Trotz allem findet er den Vorstoss von Maya Meier unnötig. Wie geht das zusammen? Dubach: «Die Eltern können heute schon problemlos einen um ein Jahr späteren Eintritt in den Kindergarten beantragen, wenn sie finden, ihr Kind sei noch nicht reif dafür. Die Schulpflege muss dem dann stattgeben.» Im Gesetz steht aber, die Schulpflege könne dem Gesuch stattgeben? Das schon, sagt Dubach. In der Praxis kenne er aber keinen Fall, bei dem ein Gesuch wegen fehlender Reife abgelehnt wurde: «Das Problem besteht wohl nur in der Theorie – zumal es ja auch noch die Möglichkeit der privaten Schulung gibt.»
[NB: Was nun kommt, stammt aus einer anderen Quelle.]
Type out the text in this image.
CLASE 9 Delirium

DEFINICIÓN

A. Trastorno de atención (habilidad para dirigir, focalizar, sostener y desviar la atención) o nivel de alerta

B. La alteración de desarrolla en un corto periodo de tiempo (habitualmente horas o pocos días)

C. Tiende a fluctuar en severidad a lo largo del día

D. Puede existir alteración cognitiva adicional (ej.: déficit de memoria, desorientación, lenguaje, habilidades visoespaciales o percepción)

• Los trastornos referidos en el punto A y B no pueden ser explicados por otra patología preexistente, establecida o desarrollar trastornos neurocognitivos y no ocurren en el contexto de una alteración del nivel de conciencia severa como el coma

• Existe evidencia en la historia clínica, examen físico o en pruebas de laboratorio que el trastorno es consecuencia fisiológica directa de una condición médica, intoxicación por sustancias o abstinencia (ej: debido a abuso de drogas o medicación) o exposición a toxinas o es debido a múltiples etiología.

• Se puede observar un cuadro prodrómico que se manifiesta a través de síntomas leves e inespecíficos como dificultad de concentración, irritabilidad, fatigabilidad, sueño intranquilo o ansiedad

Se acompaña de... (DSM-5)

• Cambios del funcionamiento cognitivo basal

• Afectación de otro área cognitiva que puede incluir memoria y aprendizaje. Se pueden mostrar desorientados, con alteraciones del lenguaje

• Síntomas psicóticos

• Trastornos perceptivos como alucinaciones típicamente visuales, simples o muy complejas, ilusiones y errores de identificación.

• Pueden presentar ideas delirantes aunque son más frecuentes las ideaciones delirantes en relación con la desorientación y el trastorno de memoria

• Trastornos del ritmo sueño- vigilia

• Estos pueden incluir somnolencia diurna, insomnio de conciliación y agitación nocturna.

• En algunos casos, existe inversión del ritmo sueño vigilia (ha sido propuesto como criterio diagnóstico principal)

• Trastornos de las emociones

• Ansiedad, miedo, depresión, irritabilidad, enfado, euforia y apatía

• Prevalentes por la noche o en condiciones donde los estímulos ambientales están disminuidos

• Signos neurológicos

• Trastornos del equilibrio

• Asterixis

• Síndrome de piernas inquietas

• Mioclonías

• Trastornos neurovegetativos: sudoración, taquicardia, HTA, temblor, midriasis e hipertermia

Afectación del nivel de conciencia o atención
Was aber nicht gehe, so Dubach, sei, ein Kind einfach einige Monate später in den Kindergarten zu schicken oder einzuschulen: «Das brächte enorm viel Unruhe in die Klasse, würde niemandem nützen. Zudem dauert die Schulpflicht elf Jahre, nicht zehndreiviertel» Dubach sieht das Problem eher in umgekehrter Richtung, nämlich dass Eltern oft auf dem Kindergarteneintritt mit vier Jahren beharren, auch wenn die Schulpflege im Einzelfall abrät. Konsequenterweise fordert er, dass künftig auch die Schulpflege ein Kind um ein Jahr zurückstellen können soll.
Lösung für 15-Jährige angehen
Auch das Problem mit 15-Jährigen, die eine Lehrstelle antreten wollen und das aus rechtlichen Gründen nicht können, komme bald auf uns zu, sagt Dubach: «Jugendliche, die ein Schuljahr übersprungen haben und als 15-jährige eine Lehrstelle suchen, müssen dann ein Jahr warten. Das geht nicht. Da müssen wir das Gesetz anpassen.»